Gleich vorweg: Eindeutige Prognosen konnten gestern, Donnerstag,
Abend auch die Experten einer von der Wiener Ärztekammer
organisierten Podiums- und Publikumsdiskussion in der Urania nicht
geben. Aus den Reaktionen des vorwiegend jungen Publikums ging jedoch
klar hervor, dass der Großteil der Jungmediziner bereits mit dem
Gedanken des Abwanderns ins Ausland spielt - zumindest für die Dauer
der Ausbildung. ****
In Österreich warten Medizinabsolventen bis zu drei Jahre auf
einen Ausbildungsplatz. Da sind Angebote, etwa aus Deutschland oder
England, eine große Verlockung. Zuletzt nahmen bis zu 400 Absolventen
aus Österreich diese Möglichkeit wahr. Aber "nicht jeder Student hat
die Möglichkeit, ins Ausland zu gehen", betonte Philipp Kloimstein,
Medizinstudent im vierten Studienjahr. Es gebe viele Studenten mit
Familie, für die "der Weg ins Ausland sicher nicht so leicht ist wie
für jemanden, der ungebunden ist". Er selbst sei bereits im Ausland
gewesen, und "wenn sich die Möglichkeit ergibt, werde ich sicher
wieder gehen". Kloimstein kritisierte, dass es an Anreizen mangle,
die einen Jungmediziner in Österreich hielten.
"Stimmt nicht", entgegnete Michaela Moritz, Geschäftsführerin des
ÖBIG (Österreichisches Bundesinstitut für Gesundheitswesen). Man
müsse nicht ins Ausland gehen, um einen Ausbildungsplatz zu
ergattern, denn "auch in Österreich gibt es Regionen, beispielsweise
in Oberösterreich, die Bedarf an Ärztinnen und Ärzten haben". Sie
höre immer wieder Klagen von Krankenanstaltsleitern, dass offene
Ausbildungsstellen nicht besetzt werden könnten. Grund dafür sei
auch, dass viele Absolventen nicht mehr in ihre Heimatregionen
zurückgingen, sondern in den Universitätsstädten blieben.

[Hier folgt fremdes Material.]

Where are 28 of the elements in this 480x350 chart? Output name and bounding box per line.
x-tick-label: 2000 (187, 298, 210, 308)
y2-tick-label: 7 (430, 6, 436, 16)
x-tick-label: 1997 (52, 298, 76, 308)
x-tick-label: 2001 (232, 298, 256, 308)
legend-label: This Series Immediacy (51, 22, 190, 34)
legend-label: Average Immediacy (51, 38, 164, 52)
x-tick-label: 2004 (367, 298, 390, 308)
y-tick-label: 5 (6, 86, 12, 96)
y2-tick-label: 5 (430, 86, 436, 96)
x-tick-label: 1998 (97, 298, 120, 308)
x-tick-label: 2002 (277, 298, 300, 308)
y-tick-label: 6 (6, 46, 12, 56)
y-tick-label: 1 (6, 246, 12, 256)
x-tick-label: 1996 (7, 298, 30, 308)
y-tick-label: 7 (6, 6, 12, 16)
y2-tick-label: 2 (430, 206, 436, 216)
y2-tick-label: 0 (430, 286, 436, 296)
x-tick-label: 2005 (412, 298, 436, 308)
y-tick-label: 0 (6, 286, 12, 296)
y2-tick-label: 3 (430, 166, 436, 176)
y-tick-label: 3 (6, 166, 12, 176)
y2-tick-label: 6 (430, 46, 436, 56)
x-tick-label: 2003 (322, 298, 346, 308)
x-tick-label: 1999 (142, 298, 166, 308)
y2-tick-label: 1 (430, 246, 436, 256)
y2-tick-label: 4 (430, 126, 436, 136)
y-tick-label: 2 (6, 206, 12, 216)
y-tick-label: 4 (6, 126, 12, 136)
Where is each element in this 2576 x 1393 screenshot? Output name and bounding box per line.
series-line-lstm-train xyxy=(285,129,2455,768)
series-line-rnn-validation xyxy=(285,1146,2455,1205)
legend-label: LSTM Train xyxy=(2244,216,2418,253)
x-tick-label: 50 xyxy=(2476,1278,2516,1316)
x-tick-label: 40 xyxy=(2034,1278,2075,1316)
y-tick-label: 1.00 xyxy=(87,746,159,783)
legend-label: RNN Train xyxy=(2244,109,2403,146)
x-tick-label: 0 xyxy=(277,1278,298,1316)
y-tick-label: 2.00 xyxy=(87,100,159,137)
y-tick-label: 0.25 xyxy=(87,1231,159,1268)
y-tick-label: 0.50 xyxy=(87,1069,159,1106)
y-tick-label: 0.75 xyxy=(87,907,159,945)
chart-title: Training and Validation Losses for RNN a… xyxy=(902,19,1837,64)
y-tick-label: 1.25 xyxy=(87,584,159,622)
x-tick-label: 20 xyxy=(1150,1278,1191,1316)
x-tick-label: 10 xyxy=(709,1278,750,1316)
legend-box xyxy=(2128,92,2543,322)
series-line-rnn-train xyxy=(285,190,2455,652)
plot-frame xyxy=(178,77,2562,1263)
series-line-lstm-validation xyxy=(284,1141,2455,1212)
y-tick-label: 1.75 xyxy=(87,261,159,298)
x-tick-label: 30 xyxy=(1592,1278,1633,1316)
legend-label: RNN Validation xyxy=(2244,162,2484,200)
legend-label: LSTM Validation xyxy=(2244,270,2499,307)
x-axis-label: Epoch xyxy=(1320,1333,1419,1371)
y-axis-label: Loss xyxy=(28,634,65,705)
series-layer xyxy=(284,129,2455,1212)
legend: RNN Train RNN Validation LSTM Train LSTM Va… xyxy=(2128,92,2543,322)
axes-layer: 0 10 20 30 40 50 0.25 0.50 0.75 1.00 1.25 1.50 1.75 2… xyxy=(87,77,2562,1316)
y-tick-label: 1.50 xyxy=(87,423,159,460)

Mehr Flexibilität gefordert
Neue Wege zu gehen und die Möglichkeit zu nutzen, sich zu
verändern und zu engagieren, empfahl auch Christian Herold, Leiter
der Klinischen Abteilung Radiodiagnostik für konservative Fächer im
Wiener AKH. "Mit Mobilität, einer guten Ausbildung und
Zusatzqualifikationen sind Sie vorne mit dabei", forderte Herold die
Studenten zu mehr Flexibilität auf. Die Aussichten der
österreichischen ausgebildeten Jungmediziner seien insgesamt gut,
"weil es einen weltweiten Ärztemangel gibt". Vor allem Frankreich und
England hätten massive Probleme und müssten Ärzte aus dem Ausland,
vorwiegend aus dem Nicht-EU-Raum, importieren. So sind in Frankreich
beispielsweise derzeit 8000 Ärztinnen und Ärzte beschäftigt, die ihre
Ausbildung im Ausland absolviert haben, davon 4400 im Nicht-EU
Ausland.
Für die Schaffung eines neuen Berufsbilds des Arztes plädierte die
Spitalsärztesprecherin der Wiener Ärztekammer, Brigitte Ettl. "Wenn
junge Menschen dazu bereit sind, in andere Richtungen zu gehen und
den Arztberuf nicht ausschließlich am Krankenbett ausüben wollen,
dann sehe ich für die Zukunft eine große Chance." Generell gäbe es
zwar einen Überschuss an fertig ausgebildeten Jungmedizinern in
Österreich, "im täglichen Spitalsalltag spüre ich davon aber wenig".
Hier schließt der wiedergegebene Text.